Retrieve the current state of the DCGM health check system

dcgmReturn_t dcgmHealthSet ( dcgmHandle_t pDcgmHandle, dcgmGpuGrp_t groupId, dcgmHealthSystems_t systems )
Parameters
pDcgmHandle
IN: DCGM Handle
groupId
IN: Group ID representing collection of one or more entities. Look at dcgmGroupCreate for details on creating the group. Alternatively, pass in the group id as DCGM_GROUP_ALL_GPUS to perform operation on all the GPUs or DCGM_GROUP_ALL_NVSWITCHES to perform operation on all the NvSwitches.
systems
IN: An enum representing systems that should be enabled for health checks logically OR'd together.
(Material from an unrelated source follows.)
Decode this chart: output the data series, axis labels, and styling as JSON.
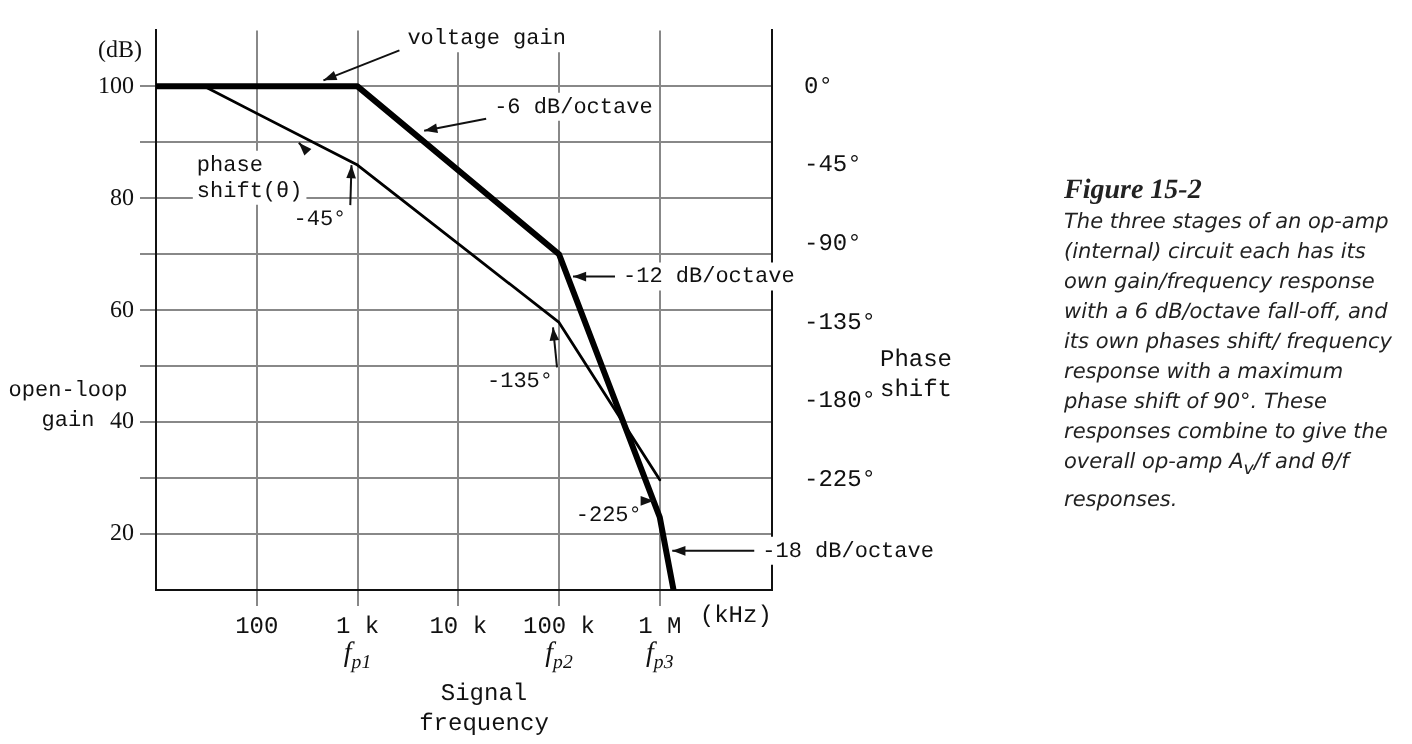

Refer to dcgmHealthSystems_t for details.
Returns

Description

Enable the DCGM health check system for the given systems defined in dcgmHealthSystems_t

dcgmReturn_t dcgmHealthSet_v2 ( dcgmHandle_t pDcgmHandle, dcgmHealthSetParams_v2* params )
Parameters
pDcgmHandle
IN: DCGM Handle
params
Returns

Description

Enable the DCGM health check system for the given systems defined in dcgmHealthSystems_t

Since DCGM 2.0